I love you like I love the smell of autumn
Like the colour yellow and dark chocolate truffles in a pretty pink box.
I’m not exactly clear what this word ‘love’ is about.
Sounds kind of messy, and exhausting
and hard. Then mind-numbingly painful,
And so heartbreakingly difficult to maintain for any time.
I love you like I love classical music
Because you both bring me peace and sense of okay-ness.
It might not make sense but that’s all I can say.
You’re messy and exhausting
Not romantic or even sweeping.
You’re you. Just you. And me? I’m me.
So let’s not say I love you or you love me
Let’s love vanilla cheese cake and yellow and the autumn.
Let’s leave our feelings felt and not heard,
Existing in our hearts but never in a book.
And whenever you want to know how I feel about you,
I’ll share my vanilla cheesecake and not say a word.
Just a silly series of words then? Well, not exactly. It’s certainly a versatile expression, to say the least.
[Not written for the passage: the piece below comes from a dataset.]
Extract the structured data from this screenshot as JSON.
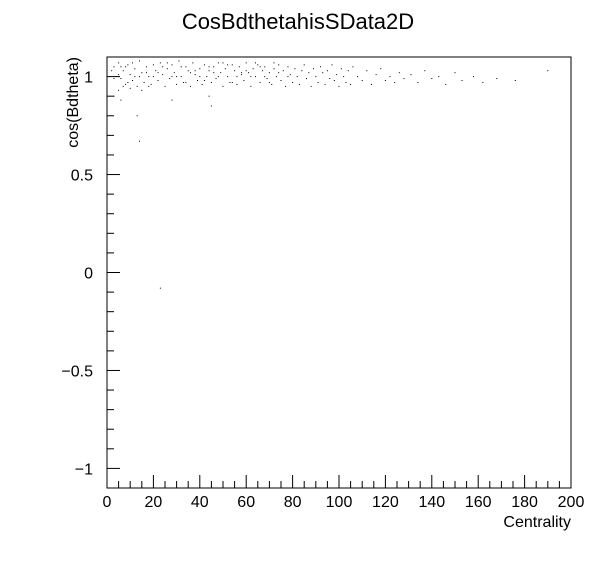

We use it to describe our feelings about people, places, food, TV shows, colours, music, the list is endless. We can love romantically, platonically, it can be enduring or fleeting, it is healing and at the same time it can hurt (a lot) but at the risk of ending up writing a 100,000 word essay on the matter, let me try to answer my burning question, in the simplest terms possible.
For me, love is acceptance, feeling safe, being able to be your authentic self, free from discrimination, fear of rejection and harm.
In short: love is everything that pride stands for.
And the Manchester Proud Chorus will be standing (and walking) for love on Saturday 23 August.